Parlamentari alle marce antisemite, molotov sulle sinagoghe, roghi di bandiere israeliane
La Svezia ha un problemino con gli ebrei
di Giulio Meotti
Nel weekend, dopo la decisione statunitense di riconoscere Gerusalemme capitale di Israele, slogan come “morte agli ebrei” e “morte a Israele” sono stati scanditi davanti all’ambasciata americana a Londra e sotto la Porta di Brandeburgo a Berlino. Ma è in Svezia che l’antisemitismo ha mostrato il suo volto più agghiacciante. Sabato sera, bombe molotov sono state lanciate contro una sinagoga a Göteborg, mentre un gruppo di ragazzi ebrei si barricava nell’adiacente centro ebraico. Poche ore dopo, bandiere israeliane venivano bruciate a Stoccolma. A Malmo, la terza città del paese, centinaia di persone si ritrovavano per gridare in coro “spareremo agli ebrei”. E il giorno dopo, altre bombe molotov sono state lanciate contro una cappella ebraica. La polizia svedese ha incrementato la sicurezza attorno agli edifici della comunità ebraica dopo questi eventi che hanno scioccato il paese (il premier, Stefano Lòfven, ha condannato “l’incitamento alla violenza contro gli ebrei“). Ma il fatto che a una manifestazione in cui si gridava “morte agli ebrei” abbiano preso parte anche dei parlamentari svedesi (si difendono dicendo che non avevano compreso gli slogan in arabo) getta una luce sinistra sulla socialdemocrazia svedese.
“Gli ebrei in Svezia sono spaventati e i genitori hanno paura di lasciare i figli all’asilo ebraico“, ha detto Johanna Schreiber, una nota giornalista che vive a Stoccolma. “Si ha paura di andare in sinagoga e ci sono persone che si stanno togliendo le stelle di David perché hanno troppa paura a indossarle“. Esprimere il sostegno pubblico a Israele può essere pericoloso, ma la polizia non sempre fornisce una protezione adeguata agli eventi proIsraele. Durante una manifestazione a Malmo, la piccola folla di sostenitori di Israele è stata costretta ad abbandonare l’evento dopo che la polizia non è stata in grado di impedire a migliaia di sostenitori palestinesi di attaccare le barricate e correre verso il gruppo. Idit Margulis, un israeliano che vive in Svezia da sette anni, ha smesso di andare ai raduni pro Israele dopo la nascita della figlia. “Ho paura che qualcuno mi ferisca quando sono lì“, ha detto Margulis ai media svedesi.

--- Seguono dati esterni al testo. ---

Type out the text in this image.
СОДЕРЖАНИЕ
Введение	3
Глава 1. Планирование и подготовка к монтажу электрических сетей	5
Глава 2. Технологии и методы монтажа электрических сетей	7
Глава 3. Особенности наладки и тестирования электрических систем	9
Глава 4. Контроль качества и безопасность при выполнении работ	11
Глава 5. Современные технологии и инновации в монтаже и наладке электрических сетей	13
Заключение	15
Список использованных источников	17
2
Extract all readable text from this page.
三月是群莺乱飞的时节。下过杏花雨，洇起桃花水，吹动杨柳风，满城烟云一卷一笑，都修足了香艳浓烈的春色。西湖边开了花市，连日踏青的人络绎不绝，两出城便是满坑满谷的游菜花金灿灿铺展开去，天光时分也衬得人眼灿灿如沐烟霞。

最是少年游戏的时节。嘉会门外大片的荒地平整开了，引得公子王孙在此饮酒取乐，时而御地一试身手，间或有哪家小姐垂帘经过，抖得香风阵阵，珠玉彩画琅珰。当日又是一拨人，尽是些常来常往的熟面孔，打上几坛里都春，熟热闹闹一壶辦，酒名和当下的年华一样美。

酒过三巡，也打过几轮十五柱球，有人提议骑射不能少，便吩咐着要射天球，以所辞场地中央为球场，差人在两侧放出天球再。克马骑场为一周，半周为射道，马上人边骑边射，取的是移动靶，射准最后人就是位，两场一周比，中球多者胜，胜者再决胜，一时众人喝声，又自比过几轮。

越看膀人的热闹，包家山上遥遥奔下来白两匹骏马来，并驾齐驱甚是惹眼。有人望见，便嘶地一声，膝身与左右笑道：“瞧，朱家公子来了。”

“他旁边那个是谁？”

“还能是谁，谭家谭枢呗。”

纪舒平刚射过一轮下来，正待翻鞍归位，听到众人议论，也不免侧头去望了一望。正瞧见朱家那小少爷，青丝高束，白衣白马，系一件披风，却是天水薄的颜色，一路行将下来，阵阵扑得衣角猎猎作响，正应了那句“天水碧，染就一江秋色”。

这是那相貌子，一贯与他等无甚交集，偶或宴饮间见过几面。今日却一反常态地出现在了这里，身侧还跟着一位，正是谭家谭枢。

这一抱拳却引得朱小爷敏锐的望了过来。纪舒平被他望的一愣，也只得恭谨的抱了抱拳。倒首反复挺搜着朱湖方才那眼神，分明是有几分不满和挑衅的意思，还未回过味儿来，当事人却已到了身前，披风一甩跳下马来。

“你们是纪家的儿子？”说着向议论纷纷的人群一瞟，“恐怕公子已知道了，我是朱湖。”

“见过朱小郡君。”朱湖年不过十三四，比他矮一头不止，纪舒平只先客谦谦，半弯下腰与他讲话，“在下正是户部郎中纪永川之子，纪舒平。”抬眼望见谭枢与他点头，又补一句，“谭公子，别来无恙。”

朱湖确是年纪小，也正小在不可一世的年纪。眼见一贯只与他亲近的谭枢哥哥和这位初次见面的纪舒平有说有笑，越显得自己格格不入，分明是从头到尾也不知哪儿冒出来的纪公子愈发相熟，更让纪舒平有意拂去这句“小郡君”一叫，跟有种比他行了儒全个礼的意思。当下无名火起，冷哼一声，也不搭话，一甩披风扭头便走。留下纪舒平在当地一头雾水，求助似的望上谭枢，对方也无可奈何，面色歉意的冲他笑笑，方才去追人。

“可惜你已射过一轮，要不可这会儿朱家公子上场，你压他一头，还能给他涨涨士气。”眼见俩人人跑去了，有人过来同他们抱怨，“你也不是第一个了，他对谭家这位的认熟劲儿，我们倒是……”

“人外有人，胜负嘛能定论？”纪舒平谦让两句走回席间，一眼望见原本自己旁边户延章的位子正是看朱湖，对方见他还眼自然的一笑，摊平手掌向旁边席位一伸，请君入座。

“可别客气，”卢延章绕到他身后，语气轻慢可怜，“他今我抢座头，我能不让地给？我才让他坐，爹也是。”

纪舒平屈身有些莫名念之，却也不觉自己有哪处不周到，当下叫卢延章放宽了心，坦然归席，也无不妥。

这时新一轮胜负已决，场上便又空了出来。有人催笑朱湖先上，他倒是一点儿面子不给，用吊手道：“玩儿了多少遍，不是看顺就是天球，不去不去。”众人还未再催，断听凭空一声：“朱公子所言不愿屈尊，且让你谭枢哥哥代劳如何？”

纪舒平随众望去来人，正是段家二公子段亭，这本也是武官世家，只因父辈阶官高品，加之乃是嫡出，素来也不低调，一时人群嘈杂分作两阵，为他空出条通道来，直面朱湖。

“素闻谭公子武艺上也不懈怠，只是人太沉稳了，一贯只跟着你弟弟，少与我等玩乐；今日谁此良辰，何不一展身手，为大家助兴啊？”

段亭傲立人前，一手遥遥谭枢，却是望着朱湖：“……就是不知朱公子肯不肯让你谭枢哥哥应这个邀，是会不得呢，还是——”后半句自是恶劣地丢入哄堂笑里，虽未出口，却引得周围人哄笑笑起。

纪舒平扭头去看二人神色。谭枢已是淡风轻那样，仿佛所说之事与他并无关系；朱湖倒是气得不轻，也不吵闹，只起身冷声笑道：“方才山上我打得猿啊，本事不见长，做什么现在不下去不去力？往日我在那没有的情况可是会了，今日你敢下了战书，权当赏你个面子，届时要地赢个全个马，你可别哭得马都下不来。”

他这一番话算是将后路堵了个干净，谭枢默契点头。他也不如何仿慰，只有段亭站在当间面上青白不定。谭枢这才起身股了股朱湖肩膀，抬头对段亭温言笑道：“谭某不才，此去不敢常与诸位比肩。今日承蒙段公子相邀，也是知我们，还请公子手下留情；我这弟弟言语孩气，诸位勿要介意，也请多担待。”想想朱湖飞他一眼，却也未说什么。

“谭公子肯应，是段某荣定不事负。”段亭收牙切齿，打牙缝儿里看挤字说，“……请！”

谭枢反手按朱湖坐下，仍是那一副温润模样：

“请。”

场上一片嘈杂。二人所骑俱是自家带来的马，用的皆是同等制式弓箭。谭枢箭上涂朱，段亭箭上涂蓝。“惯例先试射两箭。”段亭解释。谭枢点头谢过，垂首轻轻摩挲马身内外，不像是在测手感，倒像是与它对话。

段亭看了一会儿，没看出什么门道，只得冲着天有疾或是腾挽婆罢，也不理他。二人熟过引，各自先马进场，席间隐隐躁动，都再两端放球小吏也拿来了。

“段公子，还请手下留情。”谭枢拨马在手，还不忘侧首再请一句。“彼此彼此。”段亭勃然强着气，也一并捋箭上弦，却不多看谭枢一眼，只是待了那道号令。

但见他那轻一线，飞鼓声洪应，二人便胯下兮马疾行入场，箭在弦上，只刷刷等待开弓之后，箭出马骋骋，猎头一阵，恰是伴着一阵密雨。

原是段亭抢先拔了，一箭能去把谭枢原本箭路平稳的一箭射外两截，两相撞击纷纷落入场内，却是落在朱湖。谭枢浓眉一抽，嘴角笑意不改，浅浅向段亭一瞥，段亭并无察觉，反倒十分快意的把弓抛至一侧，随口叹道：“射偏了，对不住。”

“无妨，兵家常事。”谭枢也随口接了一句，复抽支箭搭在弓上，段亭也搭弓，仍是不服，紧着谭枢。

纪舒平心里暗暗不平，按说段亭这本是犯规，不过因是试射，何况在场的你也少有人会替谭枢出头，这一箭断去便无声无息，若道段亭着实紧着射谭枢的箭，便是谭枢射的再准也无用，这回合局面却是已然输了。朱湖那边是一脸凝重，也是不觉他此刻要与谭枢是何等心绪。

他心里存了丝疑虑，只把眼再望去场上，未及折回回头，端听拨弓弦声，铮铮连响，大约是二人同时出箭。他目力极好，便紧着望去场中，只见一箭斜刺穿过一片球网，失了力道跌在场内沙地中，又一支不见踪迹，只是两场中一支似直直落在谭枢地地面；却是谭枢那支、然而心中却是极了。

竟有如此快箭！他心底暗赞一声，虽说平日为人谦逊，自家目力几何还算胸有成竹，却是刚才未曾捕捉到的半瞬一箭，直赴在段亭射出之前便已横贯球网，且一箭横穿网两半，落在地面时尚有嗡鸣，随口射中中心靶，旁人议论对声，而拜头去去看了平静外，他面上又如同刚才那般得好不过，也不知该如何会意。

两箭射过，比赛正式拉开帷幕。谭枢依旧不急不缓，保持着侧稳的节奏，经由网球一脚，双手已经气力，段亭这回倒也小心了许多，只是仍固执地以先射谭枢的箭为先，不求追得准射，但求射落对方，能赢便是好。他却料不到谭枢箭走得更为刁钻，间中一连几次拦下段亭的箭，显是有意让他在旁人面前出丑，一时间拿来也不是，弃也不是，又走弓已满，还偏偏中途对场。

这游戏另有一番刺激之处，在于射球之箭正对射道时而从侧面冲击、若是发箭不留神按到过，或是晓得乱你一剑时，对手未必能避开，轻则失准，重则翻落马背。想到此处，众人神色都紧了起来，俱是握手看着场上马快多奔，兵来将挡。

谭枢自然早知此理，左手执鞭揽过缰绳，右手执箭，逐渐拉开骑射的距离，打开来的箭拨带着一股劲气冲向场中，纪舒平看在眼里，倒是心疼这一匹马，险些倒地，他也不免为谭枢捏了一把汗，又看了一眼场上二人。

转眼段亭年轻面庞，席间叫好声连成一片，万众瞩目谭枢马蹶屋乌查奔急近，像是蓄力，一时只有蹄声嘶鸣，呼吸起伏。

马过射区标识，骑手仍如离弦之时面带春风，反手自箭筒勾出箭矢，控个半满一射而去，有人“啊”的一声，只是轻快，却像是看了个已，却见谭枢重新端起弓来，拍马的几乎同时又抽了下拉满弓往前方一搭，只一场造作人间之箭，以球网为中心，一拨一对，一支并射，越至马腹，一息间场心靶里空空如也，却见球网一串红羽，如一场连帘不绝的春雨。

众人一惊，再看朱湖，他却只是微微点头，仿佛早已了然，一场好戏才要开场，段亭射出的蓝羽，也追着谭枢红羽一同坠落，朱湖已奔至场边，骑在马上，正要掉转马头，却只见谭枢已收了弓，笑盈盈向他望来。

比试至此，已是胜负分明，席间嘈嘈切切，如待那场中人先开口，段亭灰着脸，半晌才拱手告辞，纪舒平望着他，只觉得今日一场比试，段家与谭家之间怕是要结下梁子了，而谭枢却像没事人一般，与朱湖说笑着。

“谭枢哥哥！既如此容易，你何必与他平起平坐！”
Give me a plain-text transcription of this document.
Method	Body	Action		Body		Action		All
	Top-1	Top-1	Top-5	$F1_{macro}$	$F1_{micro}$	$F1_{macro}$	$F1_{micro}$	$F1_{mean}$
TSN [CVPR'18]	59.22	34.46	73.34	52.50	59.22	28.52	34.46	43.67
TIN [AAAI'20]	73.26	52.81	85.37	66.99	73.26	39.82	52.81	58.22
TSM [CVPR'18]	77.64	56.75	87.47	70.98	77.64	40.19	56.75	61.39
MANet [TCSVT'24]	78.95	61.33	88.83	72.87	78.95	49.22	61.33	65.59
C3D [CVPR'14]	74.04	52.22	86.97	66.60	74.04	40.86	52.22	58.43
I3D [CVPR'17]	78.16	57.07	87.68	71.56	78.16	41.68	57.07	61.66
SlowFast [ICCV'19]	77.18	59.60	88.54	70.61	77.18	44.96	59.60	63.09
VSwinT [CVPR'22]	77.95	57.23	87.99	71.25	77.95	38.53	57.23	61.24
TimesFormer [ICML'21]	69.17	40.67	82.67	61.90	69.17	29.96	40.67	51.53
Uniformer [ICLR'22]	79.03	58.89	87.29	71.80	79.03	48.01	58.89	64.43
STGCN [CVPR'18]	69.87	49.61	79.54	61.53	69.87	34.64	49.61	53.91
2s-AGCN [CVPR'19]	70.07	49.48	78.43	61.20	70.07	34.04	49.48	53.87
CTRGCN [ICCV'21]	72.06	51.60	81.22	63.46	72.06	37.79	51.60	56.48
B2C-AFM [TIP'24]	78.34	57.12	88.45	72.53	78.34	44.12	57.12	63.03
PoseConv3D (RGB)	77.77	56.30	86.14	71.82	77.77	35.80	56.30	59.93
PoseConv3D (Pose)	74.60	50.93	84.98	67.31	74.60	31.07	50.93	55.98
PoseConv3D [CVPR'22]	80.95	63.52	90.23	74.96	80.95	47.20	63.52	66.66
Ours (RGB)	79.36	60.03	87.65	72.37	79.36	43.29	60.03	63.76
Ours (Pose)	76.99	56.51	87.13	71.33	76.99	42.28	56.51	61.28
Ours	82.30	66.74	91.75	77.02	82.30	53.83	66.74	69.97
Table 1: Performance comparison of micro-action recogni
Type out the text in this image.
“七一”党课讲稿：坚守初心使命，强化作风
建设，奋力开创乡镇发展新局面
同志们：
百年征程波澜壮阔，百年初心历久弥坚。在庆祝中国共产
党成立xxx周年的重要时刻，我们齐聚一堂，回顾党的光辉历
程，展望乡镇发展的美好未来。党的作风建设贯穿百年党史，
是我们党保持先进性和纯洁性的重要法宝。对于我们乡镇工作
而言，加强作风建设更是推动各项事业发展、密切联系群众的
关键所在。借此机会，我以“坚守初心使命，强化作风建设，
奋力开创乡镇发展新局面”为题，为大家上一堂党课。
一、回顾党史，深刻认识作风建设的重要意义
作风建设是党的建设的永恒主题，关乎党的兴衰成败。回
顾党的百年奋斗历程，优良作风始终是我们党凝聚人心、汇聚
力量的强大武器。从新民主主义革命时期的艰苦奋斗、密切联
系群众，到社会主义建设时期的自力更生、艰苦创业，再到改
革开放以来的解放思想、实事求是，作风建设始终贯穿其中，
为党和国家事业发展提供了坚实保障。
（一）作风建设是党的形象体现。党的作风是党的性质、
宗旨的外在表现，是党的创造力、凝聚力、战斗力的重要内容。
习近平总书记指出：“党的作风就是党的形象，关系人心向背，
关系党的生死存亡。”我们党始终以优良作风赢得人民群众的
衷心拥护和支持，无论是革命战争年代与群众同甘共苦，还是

In seguito all’attacco a Göteborg, alcuni osservatori, tra cui il Simon Wiesenthal Center, hanno collegato gli incidenti all’atteggiamento del governo svedese nei confronti di Israele. Nel 2014, la Svezia è diventato il primo stato membro dell’Unione europea a riconoscere lo “stato di Palestina”. Il ministro degli esteri Margot Wallström ha poi suggerito che la motivazione degli attacchi terroristici a Parigi, durante i quali i terroristi islamici hanno ucciso 130 persone, derivava dalla frustrazione dei palestinesi. Hanif Bali, un membro del Parlamento per il Partito moderato di centro destra, il più grande all’opposizione, ha ricevuto una miriade di lettere di odio a causa del suo aperto sostegno a Israele. Bali ha dovuto fare ricorso alla protezione della polizia dopo le minacce di morte.
Qualche anno fa, dopo i primi clamorosi episodi di antisemitismo, il Wall Street Journal pubblicò un articolo dal titolo: “L’Eurabia si trova in Svezia”. E andrà sempre peggio. Nei giorni scorsi, il Pew Forum ha spiegato che, a seconda dei flussi migratori, la Svezia entro trent’anni avrà fra il venti e il trenta per cento di popolazione di fede islamica. In quello scenario, lo slogan “Itbah al Yahud” (uccidete l’ebreo), risuonato nei giorni scorsi nelle piazze svedesi, rischia di diventare una colonna sonora nell’arrendevole socialdemocrazia scandinava.